A P-PLATER caught driving 65km/h above the speed limit in Bathurst is among a string of motorists caught doing the wrong thing this Easter long weekend.
NSW Police kicked off Operation Tortoise on Thursday with double demerit points issued to motorists caught speeding, drink and drug-driving, using their mobile phone and not wearing seatbelts.
But the heavy police presence across Bathurst and potential loss of driver’s licence failed to deter some drivers.
At 11.50pm on Friday, Bathurst Police detected a male p-plater driving at 135km/h along Hereford Street where the sign-posted speed limit was 70km/h.
Traffic and Highway Patrol Command Sergeant Peter Foran said the man’s licence was suspended on the spot and he was issued an infringement notice for travelling at more than 45 km/h above the limit.
In the early hours of Monday, police detected a 23-year-old male motorist travelling at 89km/h in a 60km/h zone on Sydney Road.
The motorist already had a suspended driver’s licence.
We need to make sure motorists still focus on their behaviour.
A number of drink drivers have also been caught across the long weekend.
On Sunday morning, a female learner driver and her supervising driver were subjected to random breath tests.
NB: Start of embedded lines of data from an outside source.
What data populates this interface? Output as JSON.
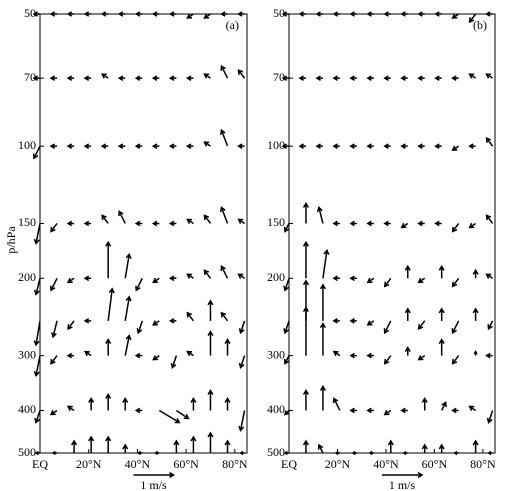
{
  "chart_data": [
    {
      "type": "quiver",
      "panel_label": "(a)",
      "ylabel": "p/hPa",
      "log_y": true,
      "color": "#000000",
      "xlim": [
        0,
        85
      ],
      "ylim": [
        500,
        50
      ],
      "xticks": [
        {
          "value": 0,
          "label": "EQ"
        },
        {
          "value": 20,
          "label": "20°N"
        },
        {
          "value": 40,
          "label": "40°N"
        },
        {
          "value": 60,
          "label": "60°N"
        },
        {
          "value": 80,
          "label": "80°N"
        }
      ],
      "yticks": [
        50,
        70,
        100,
        150,
        200,
        300,
        400,
        500
      ],
      "reference": {
        "value": 1,
        "label": "1 m/s"
      },
      "x": [
        0,
        7,
        14,
        21,
        28,
        35,
        42,
        49,
        56,
        63,
        70,
        77,
        84
      ],
      "levels": [
        {
          "p": 50,
          "u": [
            -0.15,
            -0.15,
            -0.15,
            -0.15,
            -0.15,
            -0.15,
            -0.15,
            -0.15,
            -0.15,
            -0.15,
            -0.15,
            -0.15,
            -0.15
          ],
          "v": [
            0,
            0,
            0,
            0,
            0,
            0,
            0,
            0,
            0,
            -0.1,
            -0.1,
            0,
            0
          ]
        },
        {
          "p": 70,
          "u": [
            -0.15,
            -0.15,
            -0.15,
            -0.15,
            -0.15,
            -0.15,
            -0.15,
            -0.15,
            -0.15,
            -0.15,
            -0.15,
            -0.15,
            -0.15
          ],
          "v": [
            0,
            0,
            0,
            0,
            0.1,
            0,
            0,
            0,
            0,
            0,
            0.1,
            0.3,
            0.2
          ]
        },
        {
          "p": 100,
          "u": [
            -0.15,
            -0.15,
            -0.15,
            -0.15,
            -0.15,
            -0.15,
            -0.15,
            -0.15,
            -0.15,
            -0.15,
            -0.15,
            -0.15,
            -0.15
          ],
          "v": [
            -0.3,
            0,
            0,
            0,
            0,
            0,
            0,
            0,
            0,
            0,
            0.1,
            0.4,
            0
          ]
        },
        {
          "p": 150,
          "u": [
            -0.1,
            -0.15,
            -0.15,
            -0.15,
            -0.15,
            -0.15,
            -0.15,
            -0.15,
            -0.15,
            -0.15,
            -0.15,
            -0.15,
            -0.15
          ],
          "v": [
            -0.5,
            -0.2,
            0,
            0,
            0.2,
            0.3,
            0,
            0,
            0,
            0.1,
            0.2,
            0.4,
            0.1
          ]
        },
        {
          "p": 200,
          "u": [
            -0.1,
            -0.15,
            -0.15,
            -0.15,
            0,
            0.1,
            -0.15,
            -0.15,
            -0.15,
            -0.15,
            -0.15,
            -0.15,
            -0.15
          ],
          "v": [
            -0.4,
            -0.3,
            -0.1,
            0,
            0.9,
            0.6,
            -0.3,
            -0.1,
            0,
            0.1,
            0.2,
            0.3,
            0.1
          ]
        },
        {
          "p": 250,
          "u": [
            -0.1,
            -0.1,
            -0.15,
            -0.15,
            0.1,
            0.1,
            -0.1,
            -0.15,
            -0.15,
            -0.15,
            0,
            -0.15,
            -0.1
          ],
          "v": [
            -0.6,
            -0.4,
            -0.2,
            0,
            0.8,
            0.6,
            -0.3,
            -0.1,
            0,
            0.2,
            0.5,
            0.2,
            -0.3
          ]
        },
        {
          "p": 300,
          "u": [
            -0.1,
            -0.15,
            -0.15,
            -0.15,
            0,
            0.1,
            -0.15,
            -0.15,
            -0.1,
            -0.15,
            0,
            0,
            -0.1
          ],
          "v": [
            -0.5,
            -0.2,
            0,
            0.1,
            0.4,
            0.5,
            0,
            -0.1,
            -0.3,
            0.1,
            0.6,
            0.4,
            -0.3
          ]
        },
        {
          "p": 400,
          "u": [
            -0.1,
            -0.15,
            -0.15,
            0,
            0,
            0,
            -0.15,
            0.5,
            0.3,
            0,
            0,
            0,
            -0.1
          ],
          "v": [
            -0.3,
            -0.1,
            0.1,
            0.3,
            0.4,
            0.3,
            0,
            -0.3,
            -0.2,
            0.3,
            0.5,
            0.3,
            -0.5
          ]
        },
        {
          "p": 500,
          "u": [
            -0.1,
            -0.1,
            0,
            0,
            0,
            0,
            -0.1,
            -0.1,
            0,
            0,
            0,
            0,
            -0.1
          ],
          "v": [
            0,
            0,
            0.3,
            0.4,
            0.4,
            0.2,
            0,
            0,
            0.3,
            0.4,
            0.5,
            0.3,
            0
          ]
        }
      ]
    },
    {
      "type": "quiver",
      "panel_label": "(b)",
      "log_y": true,
      "color": "#000000",
      "xlim": [
        0,
        85
      ],
      "ylim": [
        500,
        50
      ],
      "xticks": [
        {
          "value": 0,
          "label": "EQ"
        },
        {
          "value": 20,
          "label": "20°N"
        },
        {
          "value": 40,
          "label": "40°N"
        },
        {
          "value": 60,
          "label": "60°N"
        },
        {
          "value": 80,
          "label": "80°N"
        }
      ],
      "yticks": [
        50,
        70,
        100,
        150,
        200,
        300,
        400,
        500
      ],
      "reference": {
        "value": 1,
        "label": "1 m/s"
      },
      "x": [
        0,
        7,
        14,
        21,
        28,
        35,
        42,
        49,
        56,
        63,
        70,
        77,
        84
      ],
      "levels": [
        {
          "p": 50,
          "u": [
            -0.15,
            -0.15,
            -0.15,
            -0.15,
            -0.15,
            -0.15,
            -0.15,
            -0.15,
            -0.15,
            -0.15,
            -0.15,
            -0.15,
            -0.15
          ],
          "v": [
            0,
            0,
            0,
            0,
            0,
            0,
            0,
            0,
            0,
            0,
            -0.1,
            -0.2,
            0
          ]
        },
        {
          "p": 70,
          "u": [
            -0.15,
            -0.15,
            -0.15,
            -0.15,
            -0.15,
            -0.15,
            -0.15,
            -0.15,
            -0.15,
            -0.15,
            -0.15,
            -0.15,
            -0.15
          ],
          "v": [
            0,
            0,
            0,
            0,
            0,
            0,
            0,
            0,
            0,
            0,
            0,
            0.1,
            0.1
          ]
        },
        {
          "p": 100,
          "u": [
            -0.15,
            -0.15,
            -0.15,
            -0.15,
            -0.15,
            -0.15,
            -0.15,
            -0.15,
            -0.15,
            -0.15,
            -0.15,
            -0.15,
            -0.15
          ],
          "v": [
            0,
            0,
            0,
            0,
            0,
            0,
            0,
            0,
            0,
            0,
            -0.1,
            0,
            0.2
          ]
        },
        {
          "p": 150,
          "u": [
            -0.1,
            0,
            -0.1,
            -0.15,
            -0.15,
            -0.15,
            -0.15,
            -0.15,
            -0.15,
            -0.15,
            -0.15,
            -0.15,
            -0.15
          ],
          "v": [
            -0.2,
            0.5,
            0.4,
            0,
            0,
            0,
            0,
            -0.1,
            0,
            0,
            -0.2,
            -0.1,
            0.2
          ]
        },
        {
          "p": 200,
          "u": [
            -0.1,
            0,
            0.1,
            -0.15,
            -0.15,
            -0.15,
            -0.15,
            0,
            -0.15,
            0,
            -0.15,
            0,
            -0.15
          ],
          "v": [
            -0.3,
            0.9,
            0.7,
            0,
            0,
            -0.1,
            -0.2,
            0.3,
            -0.1,
            0.3,
            -0.2,
            0.2,
            0.1
          ]
        },
        {
          "p": 250,
          "u": [
            -0.1,
            0,
            0,
            -0.15,
            -0.15,
            -0.15,
            -0.15,
            0,
            -0.15,
            0,
            -0.15,
            0,
            -0.1
          ],
          "v": [
            -0.3,
            1.0,
            0.9,
            0,
            0,
            -0.1,
            -0.3,
            0.3,
            -0.2,
            0.3,
            -0.3,
            0.3,
            -0.2
          ]
        },
        {
          "p": 300,
          "u": [
            -0.1,
            0,
            0,
            -0.15,
            -0.15,
            -0.15,
            -0.15,
            0,
            -0.15,
            0,
            -0.15,
            0,
            -0.15
          ],
          "v": [
            -0.2,
            1.2,
            0.8,
            0.1,
            0,
            0,
            -0.2,
            0.2,
            -0.1,
            0.4,
            -0.2,
            0.1,
            0
          ]
        },
        {
          "p": 400,
          "u": [
            -0.1,
            0,
            0,
            -0.15,
            -0.15,
            -0.15,
            -0.15,
            -0.15,
            0,
            0.1,
            -0.15,
            -0.15,
            -0.1
          ],
          "v": [
            -0.1,
            0.5,
            0.6,
            0.3,
            0,
            0,
            -0.1,
            0,
            0.3,
            0.2,
            0,
            0.1,
            -0.3
          ]
        },
        {
          "p": 500,
          "u": [
            -0.1,
            0,
            -0.1,
            -0.1,
            -0.1,
            -0.1,
            0,
            -0.1,
            0,
            0,
            -0.1,
            0,
            -0.1
          ],
          "v": [
            0,
            0.3,
            0.2,
            0,
            0,
            0,
            0.3,
            0,
            0.2,
            0.2,
            0,
            0.3,
            0
          ]
        }
      ]
    }
  ]
}
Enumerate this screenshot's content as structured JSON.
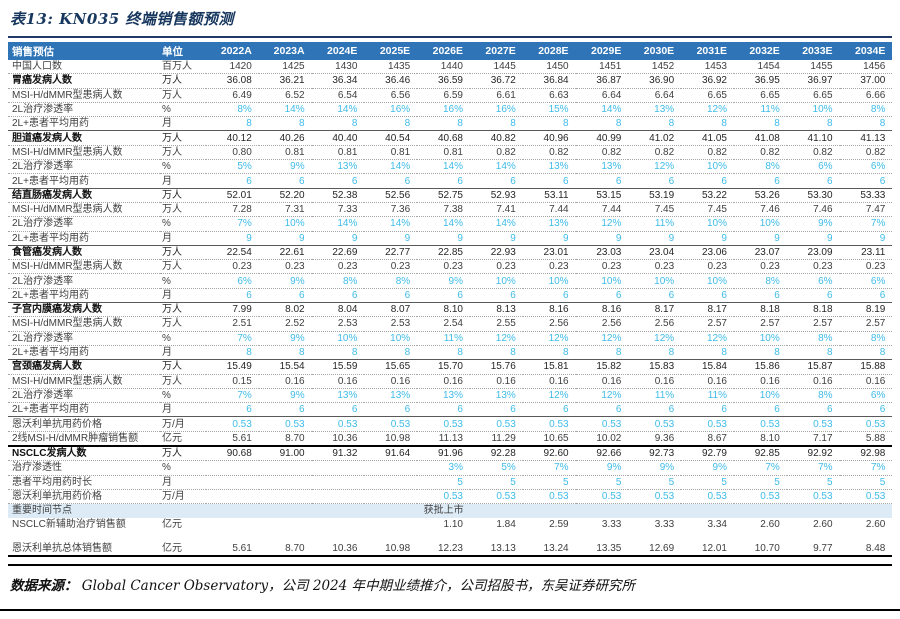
{
  "title": "表13:  KN035 终端销售额预测",
  "footer": {
    "source_label": "数据来源：",
    "source_text": "Global Cancer Observatory，公司 2024 年中期业绩推介，公司招股书，东吴证券研究所"
  },
  "colors": {
    "header_bg": "#2E74B6",
    "header_text": "#FFFFFF",
    "assumption_blue": "#3FBCE9",
    "milestone_bg": "#DDEBF6",
    "title_navy": "#17375E",
    "body_text": "#3F3F3F"
  },
  "table": {
    "header": {
      "label": "销售预估",
      "unit": "单位",
      "years": [
        "2022A",
        "2023A",
        "2024E",
        "2025E",
        "2026E",
        "2027E",
        "2028E",
        "2029E",
        "2030E",
        "2031E",
        "2032E",
        "2033E",
        "2034E"
      ]
    },
    "rows": [
      {
        "label": "中国人口数",
        "unit": "百万人",
        "style": "normal",
        "border": "dotted",
        "values": [
          "1420",
          "1425",
          "1430",
          "1435",
          "1440",
          "1445",
          "1450",
          "1451",
          "1452",
          "1453",
          "1454",
          "1455",
          "1456"
        ]
      },
      {
        "label": "胃癌发病人数",
        "unit": "万人",
        "style": "section",
        "border": "dotted",
        "values": [
          "36.08",
          "36.21",
          "36.34",
          "36.46",
          "36.59",
          "36.72",
          "36.84",
          "36.87",
          "36.90",
          "36.92",
          "36.95",
          "36.97",
          "37.00"
        ]
      },
      {
        "label": "MSI-H/dMMR型患病人数",
        "unit": "万人",
        "style": "normal",
        "border": "dotted",
        "values": [
          "6.49",
          "6.52",
          "6.54",
          "6.56",
          "6.59",
          "6.61",
          "6.63",
          "6.64",
          "6.64",
          "6.65",
          "6.65",
          "6.65",
          "6.66"
        ]
      },
      {
        "label": "2L治疗渗透率",
        "unit": "%",
        "style": "assumption",
        "border": "dotted",
        "values": [
          "8%",
          "14%",
          "14%",
          "16%",
          "16%",
          "16%",
          "15%",
          "14%",
          "13%",
          "12%",
          "11%",
          "10%",
          "8%"
        ]
      },
      {
        "label": "2L+患者平均用药",
        "unit": "月",
        "style": "assumption",
        "border": "solid",
        "values": [
          "8",
          "8",
          "8",
          "8",
          "8",
          "8",
          "8",
          "8",
          "8",
          "8",
          "8",
          "8",
          "8"
        ]
      },
      {
        "label": "胆道癌发病人数",
        "unit": "万人",
        "style": "section",
        "border": "dotted",
        "values": [
          "40.12",
          "40.26",
          "40.40",
          "40.54",
          "40.68",
          "40.82",
          "40.96",
          "40.99",
          "41.02",
          "41.05",
          "41.08",
          "41.10",
          "41.13"
        ]
      },
      {
        "label": "MSI-H/dMMR型患病人数",
        "unit": "万人",
        "style": "normal",
        "border": "dotted",
        "values": [
          "0.80",
          "0.81",
          "0.81",
          "0.81",
          "0.81",
          "0.82",
          "0.82",
          "0.82",
          "0.82",
          "0.82",
          "0.82",
          "0.82",
          "0.82"
        ]
      },
      {
        "label": "2L治疗渗透率",
        "unit": "%",
        "style": "assumption",
        "border": "dotted",
        "values": [
          "5%",
          "9%",
          "13%",
          "14%",
          "14%",
          "14%",
          "13%",
          "13%",
          "12%",
          "10%",
          "8%",
          "6%",
          "6%"
        ]
      },
      {
        "label": "2L+患者平均用药",
        "unit": "月",
        "style": "assumption",
        "border": "solid",
        "values": [
          "6",
          "6",
          "6",
          "6",
          "6",
          "6",
          "6",
          "6",
          "6",
          "6",
          "6",
          "6",
          "6"
        ]
      },
      {
        "label": "结直肠癌发病人数",
        "unit": "万人",
        "style": "section",
        "border": "dotted",
        "values": [
          "52.01",
          "52.20",
          "52.38",
          "52.56",
          "52.75",
          "52.93",
          "53.11",
          "53.15",
          "53.19",
          "53.22",
          "53.26",
          "53.30",
          "53.33"
        ]
      },
      {
        "label": "MSI-H/dMMR型患病人数",
        "unit": "万人",
        "style": "normal",
        "border": "dotted",
        "values": [
          "7.28",
          "7.31",
          "7.33",
          "7.36",
          "7.38",
          "7.41",
          "7.44",
          "7.44",
          "7.45",
          "7.45",
          "7.46",
          "7.46",
          "7.47"
        ]
      },
      {
        "label": "2L治疗渗透率",
        "unit": "%",
        "style": "assumption",
        "border": "dotted",
        "values": [
          "7%",
          "10%",
          "14%",
          "14%",
          "14%",
          "14%",
          "13%",
          "12%",
          "11%",
          "10%",
          "10%",
          "9%",
          "7%"
        ]
      },
      {
        "label": "2L+患者平均用药",
        "unit": "月",
        "style": "assumption",
        "border": "solid",
        "values": [
          "9",
          "9",
          "9",
          "9",
          "9",
          "9",
          "9",
          "9",
          "9",
          "9",
          "9",
          "9",
          "9"
        ]
      },
      {
        "label": "食管癌发病人数",
        "unit": "万人",
        "style": "section",
        "border": "dotted",
        "values": [
          "22.54",
          "22.61",
          "22.69",
          "22.77",
          "22.85",
          "22.93",
          "23.01",
          "23.03",
          "23.04",
          "23.06",
          "23.07",
          "23.09",
          "23.11"
        ]
      },
      {
        "label": "MSI-H/dMMR型患病人数",
        "unit": "万人",
        "style": "normal",
        "border": "dotted",
        "values": [
          "0.23",
          "0.23",
          "0.23",
          "0.23",
          "0.23",
          "0.23",
          "0.23",
          "0.23",
          "0.23",
          "0.23",
          "0.23",
          "0.23",
          "0.23"
        ]
      },
      {
        "label": "2L治疗渗透率",
        "unit": "%",
        "style": "assumption",
        "border": "dotted",
        "values": [
          "6%",
          "9%",
          "8%",
          "8%",
          "9%",
          "10%",
          "10%",
          "10%",
          "10%",
          "10%",
          "8%",
          "6%",
          "6%"
        ]
      },
      {
        "label": "2L+患者平均用药",
        "unit": "月",
        "style": "assumption",
        "border": "solid",
        "values": [
          "6",
          "6",
          "6",
          "6",
          "6",
          "6",
          "6",
          "6",
          "6",
          "6",
          "6",
          "6",
          "6"
        ]
      },
      {
        "label": "子宫内膜癌发病人数",
        "unit": "万人",
        "style": "section",
        "border": "dotted",
        "values": [
          "7.99",
          "8.02",
          "8.04",
          "8.07",
          "8.10",
          "8.13",
          "8.16",
          "8.16",
          "8.17",
          "8.17",
          "8.18",
          "8.18",
          "8.19"
        ]
      },
      {
        "label": "MSI-H/dMMR型患病人数",
        "unit": "万人",
        "style": "normal",
        "border": "dotted",
        "values": [
          "2.51",
          "2.52",
          "2.53",
          "2.53",
          "2.54",
          "2.55",
          "2.56",
          "2.56",
          "2.56",
          "2.57",
          "2.57",
          "2.57",
          "2.57"
        ]
      },
      {
        "label": "2L治疗渗透率",
        "unit": "%",
        "style": "assumption",
        "border": "dotted",
        "values": [
          "7%",
          "9%",
          "10%",
          "10%",
          "11%",
          "12%",
          "12%",
          "12%",
          "12%",
          "12%",
          "10%",
          "8%",
          "8%"
        ]
      },
      {
        "label": "2L+患者平均用药",
        "unit": "月",
        "style": "assumption",
        "border": "solid",
        "values": [
          "8",
          "8",
          "8",
          "8",
          "8",
          "8",
          "8",
          "8",
          "8",
          "8",
          "8",
          "8",
          "8"
        ]
      },
      {
        "label": "宫颈癌发病人数",
        "unit": "万人",
        "style": "section",
        "border": "dotted",
        "values": [
          "15.49",
          "15.54",
          "15.59",
          "15.65",
          "15.70",
          "15.76",
          "15.81",
          "15.82",
          "15.83",
          "15.84",
          "15.86",
          "15.87",
          "15.88"
        ]
      },
      {
        "label": "MSI-H/dMMR型患病人数",
        "unit": "万人",
        "style": "normal",
        "border": "dotted",
        "values": [
          "0.15",
          "0.16",
          "0.16",
          "0.16",
          "0.16",
          "0.16",
          "0.16",
          "0.16",
          "0.16",
          "0.16",
          "0.16",
          "0.16",
          "0.16"
        ]
      },
      {
        "label": "2L治疗渗透率",
        "unit": "%",
        "style": "assumption",
        "border": "dotted",
        "values": [
          "7%",
          "9%",
          "13%",
          "13%",
          "13%",
          "13%",
          "12%",
          "12%",
          "11%",
          "11%",
          "10%",
          "8%",
          "6%"
        ]
      },
      {
        "label": "2L+患者平均用药",
        "unit": "月",
        "style": "assumption",
        "border": "solid",
        "values": [
          "6",
          "6",
          "6",
          "6",
          "6",
          "6",
          "6",
          "6",
          "6",
          "6",
          "6",
          "6",
          "6"
        ]
      },
      {
        "label": "恩沃利单抗用药价格",
        "unit": "万/月",
        "style": "assumption",
        "border": "dotted",
        "values": [
          "0.53",
          "0.53",
          "0.53",
          "0.53",
          "0.53",
          "0.53",
          "0.53",
          "0.53",
          "0.53",
          "0.53",
          "0.53",
          "0.53",
          "0.53"
        ]
      },
      {
        "label": "2线MSI-H/dMMR肿瘤销售额",
        "unit": "亿元",
        "style": "normal",
        "border": "thick",
        "values": [
          "5.61",
          "8.70",
          "10.36",
          "10.98",
          "11.13",
          "11.29",
          "10.65",
          "10.02",
          "9.36",
          "8.67",
          "8.10",
          "7.17",
          "5.88"
        ]
      },
      {
        "label": "NSCLC发病人数",
        "unit": "万人",
        "style": "section",
        "border": "dotted",
        "values": [
          "90.68",
          "91.00",
          "91.32",
          "91.64",
          "91.96",
          "92.28",
          "92.60",
          "92.66",
          "92.73",
          "92.79",
          "92.85",
          "92.92",
          "92.98"
        ]
      },
      {
        "label": "治疗渗透性",
        "unit": "%",
        "style": "assumption",
        "border": "dotted",
        "values": [
          "",
          "",
          "",
          "",
          "3%",
          "5%",
          "7%",
          "9%",
          "9%",
          "9%",
          "7%",
          "7%",
          "7%"
        ]
      },
      {
        "label": "患者平均用药时长",
        "unit": "月",
        "style": "assumption",
        "border": "dotted",
        "values": [
          "",
          "",
          "",
          "",
          "5",
          "5",
          "5",
          "5",
          "5",
          "5",
          "5",
          "5",
          "5"
        ]
      },
      {
        "label": "恩沃利单抗用药价格",
        "unit": "万/月",
        "style": "assumption",
        "border": "dotted",
        "values": [
          "",
          "",
          "",
          "",
          "0.53",
          "0.53",
          "0.53",
          "0.53",
          "0.53",
          "0.53",
          "0.53",
          "0.53",
          "0.53"
        ]
      },
      {
        "label": "重要时间节点",
        "unit": "",
        "style": "milestone",
        "border": "none",
        "milestone_col": 4,
        "values": [
          "",
          "",
          "",
          "",
          "获批上市",
          "",
          "",
          "",
          "",
          "",
          "",
          "",
          ""
        ]
      },
      {
        "label": "NSCLC新辅助治疗销售额",
        "unit": "亿元",
        "style": "normal",
        "border": "none",
        "values": [
          "",
          "",
          "",
          "",
          "1.10",
          "1.84",
          "2.59",
          "3.33",
          "3.33",
          "3.34",
          "2.60",
          "2.60",
          "2.60"
        ]
      },
      {
        "label": "",
        "unit": "",
        "style": "empty",
        "border": "none",
        "values": [
          "",
          "",
          "",
          "",
          "",
          "",
          "",
          "",
          "",
          "",
          "",
          "",
          ""
        ]
      },
      {
        "label": "恩沃利单抗总体销售额",
        "unit": "亿元",
        "style": "normal",
        "border": "thick",
        "values": [
          "5.61",
          "8.70",
          "10.36",
          "10.98",
          "12.23",
          "13.13",
          "13.24",
          "13.35",
          "12.69",
          "12.01",
          "10.70",
          "9.77",
          "8.48"
        ]
      }
    ]
  }
}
The supervising driver returned a positive reading.
On Saturday at 7.30pm a 45-year-old male returned a positive low-range result.
“We’re disappointed that we’re still getting the drink driving matters,” Sgt Foran said.
By midnight on Sunday, 2600 random breath tests had been conducted across the Chifley Local Area Command.
Police also issued 76 speeding tickets across the command, with 44 infringements for other offences such as mobile phones. Multiple restraint offences for drivers or their passengers not wearing seatbelts were also detected.
With school holidays continuing, Sgt Foran urged motorists drive with care: “We need to make sure motorists still focus on their behaviour to get everyone home safe.”
Operation Tortoise concludes at 11.59pm on Monday, April 17.
The Easter long weekend marked 20 years since double demerits were first introduced in 1997.